Years before blood sugar measurements are clearly abnormal, the problem that leads to Type II diabetes can be diagnosed by measuring an individual’s blood insulin response to carbohydrate ingestion, a glucose/insulin tolerance test (GITT). Such evaluation is indicated in anyone with a family or personal history of high blood pressure, obesity, diabetes, heart disease, vascular disease in the legs, cerebrovascular disease, high blood triglycerides or cholesterol. It is important to remember that someone having elevated insulin levels in response to carbohydrate ingestion need not have all the side effects associated with high insulin levels. Because we are each individually unique, one person may only have high blood pressure and fluid retention, another may only have obesity and high triglycerides. They may look different and feel different from each other and yet the underlying cause of their problems may be the same. Likewise, not everyone with high blood pressure or high cholesterol or obesity has insulin resistance. The only way to know is to be tested.

Government figures released in 1994 indicate that despite reduced consumption of fat, the incidence of Americans who are significantly overweight jumped by 30% in one ten year period. This should be a hint that decreasing fat in the diet is not the answer for being overweight. The information reviewed above reveals that for those whose obesity is related to elevated insulin levels (hyperinsulinemia), the solution is to drastically reduce carbohydrate in the diet since carbohydrates stimulate insulin and suppress glucagon.

(Glucagon, the other hormone secreted by the pancreas, stimulates the opposite effect of insulin: the movement of fatty acids out of adipose tissue and into the mitochondria for burning.)

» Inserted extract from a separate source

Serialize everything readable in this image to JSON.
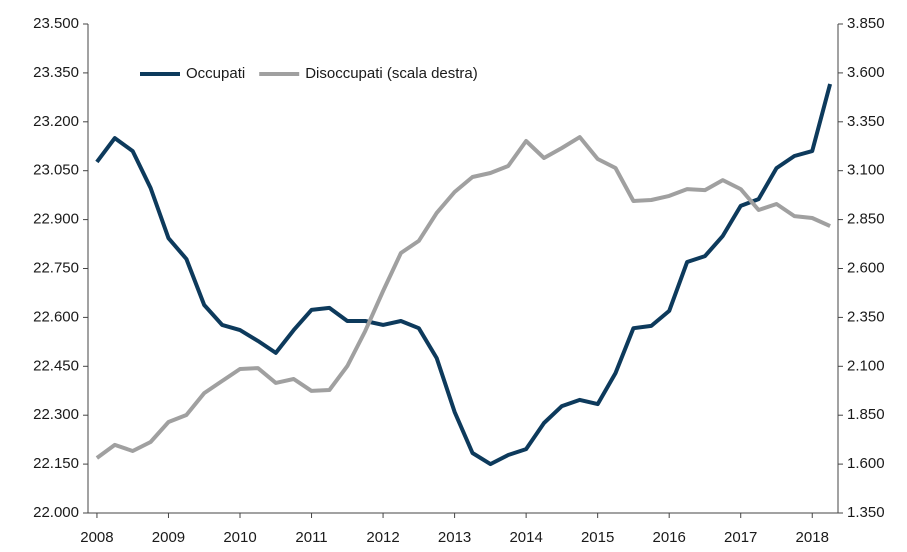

Interestingly enough, even for those who are not insulin resistant but want to lose weight and keep it off, decreasing carbohydrate intake is still necessary. Long ago in the history of man, it was probable that weight loss stimulated activity of an enzyme, LPL, which was protective against starvation. Weight loss via dieting in modern times still stimulates this enzyme and encourages the storage of fat. We are well designed for famine, but poorly designed for affluence. In our presently over-fat society this is a metabolic reality that makes it easier to re-gain weight shortly after it is lost. Therefore, no matter what approach someone takes to losing weight, they need to do whatever they can to suppress this enzyme activity. This is accomplished by three strategies:

* Eating meals lower in carbohydrate and richer in fat and protein
* Eating protein to supply amino acids which stimulate glucagon production (a reason to have adequate fat and protein in every snack)
* Stimulating norepinephrine activity by exercise, which in turn stimulates glucagon production. Exercise is important in controlling obesity, hypertension and elevated blood fats.

A metabolic evaluation to define glucose/insulin tolerance is necessary for anyone with a family history of diabetes or any of the health problems mentioned above that are associated with hyperinsulinemia.